无法检索数据库信息

时间:2013-06-13 01:20:58

标签: php mysql sql select

我需要帮助找出以下数据库查询无法正常工作的原因。我知道数据库连接很好。我也知道$referralname = $_SESSION['user_name'];正确渲染。它必须是我的代码。

我收到以下错误。也许这有助于解决这个问题。

[12-Jun-2013 21:13:54 America/New_York] PHP Warning:  mysql_query() expects parameter 1 to be string, object given in /x/x/public_html/americansolar/partner/classes/Referral.php on line 89
[12-Jun-2013 21:13:54 America/New_York] PHP Warning:  mysql_num_rows() expects parameter 1 to be resource, null given in /x/x/public_html/americansolar/partner/classes/Referral.php on line 90

P.S。
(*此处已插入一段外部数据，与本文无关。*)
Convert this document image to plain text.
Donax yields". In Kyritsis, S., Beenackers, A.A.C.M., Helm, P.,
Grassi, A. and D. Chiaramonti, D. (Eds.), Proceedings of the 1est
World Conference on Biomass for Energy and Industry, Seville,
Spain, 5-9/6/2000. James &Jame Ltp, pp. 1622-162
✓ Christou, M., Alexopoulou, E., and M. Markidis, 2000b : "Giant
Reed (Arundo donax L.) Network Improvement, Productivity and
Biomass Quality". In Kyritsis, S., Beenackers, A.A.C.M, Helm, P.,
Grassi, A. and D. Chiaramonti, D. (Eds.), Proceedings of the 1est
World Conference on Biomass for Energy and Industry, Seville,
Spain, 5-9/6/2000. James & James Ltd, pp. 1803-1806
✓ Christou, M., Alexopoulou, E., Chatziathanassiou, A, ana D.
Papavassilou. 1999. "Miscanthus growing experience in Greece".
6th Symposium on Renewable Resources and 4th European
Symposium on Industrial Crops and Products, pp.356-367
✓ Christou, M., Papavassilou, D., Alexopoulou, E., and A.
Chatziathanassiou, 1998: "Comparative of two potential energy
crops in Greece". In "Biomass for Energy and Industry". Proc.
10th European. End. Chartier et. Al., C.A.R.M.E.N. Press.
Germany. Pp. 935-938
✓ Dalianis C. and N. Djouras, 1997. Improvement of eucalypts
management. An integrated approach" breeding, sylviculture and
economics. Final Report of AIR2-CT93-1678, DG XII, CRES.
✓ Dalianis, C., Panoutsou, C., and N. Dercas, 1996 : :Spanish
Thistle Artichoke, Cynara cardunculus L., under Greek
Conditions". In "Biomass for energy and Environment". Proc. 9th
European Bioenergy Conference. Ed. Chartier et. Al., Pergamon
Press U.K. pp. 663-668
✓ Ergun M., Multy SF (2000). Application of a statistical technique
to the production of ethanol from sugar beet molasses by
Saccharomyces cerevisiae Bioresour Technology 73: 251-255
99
我不确定while语句是否必要,因为它总是只返回一个结果???

我的代码:

// creating a database connection
$this->db_connection = new mysqli(DB_HOST, DB_USER, DB_PASS, DB_NAME);

// if no connection errors (= working database connection)
if (!$this->db_connection->connect_errno) {


      $referralname = $_SESSION['user_name'];


      // get the referrer's id
      $query_get_referral_id = $this->db_connection->query("SELECT * From users WHERE user_name = '".$referralname."';");
      $result = MYSQL_QUERY($query_get_referral_id);
      $numberOfRows = MYSQL_NUM_ROWS($result);
      $i = 0;
        while ($i<$numberOfRows)
        {
                  $thisId = MYSQL_RESULT($result,$i,"user_id");

                  $i++;
            }
}

我的解决方案:

$query_get_referral_id = $this->db_connection->query("SELECT * From users WHERE user_name = '".$referralname."';");
while($row = mysqli_fetch_array($query_get_referral_id))
  {
      $thisId = $row['user_id'];
  }

2 个答案:

答案 0 :(得分:3)

你混合mysqlimysql ......它们是两个完全不同且不兼容的界面。其次,您的$query_get_referral_id不是ID值...它是mysqli_result object。然后,您需要从该对象中提取值。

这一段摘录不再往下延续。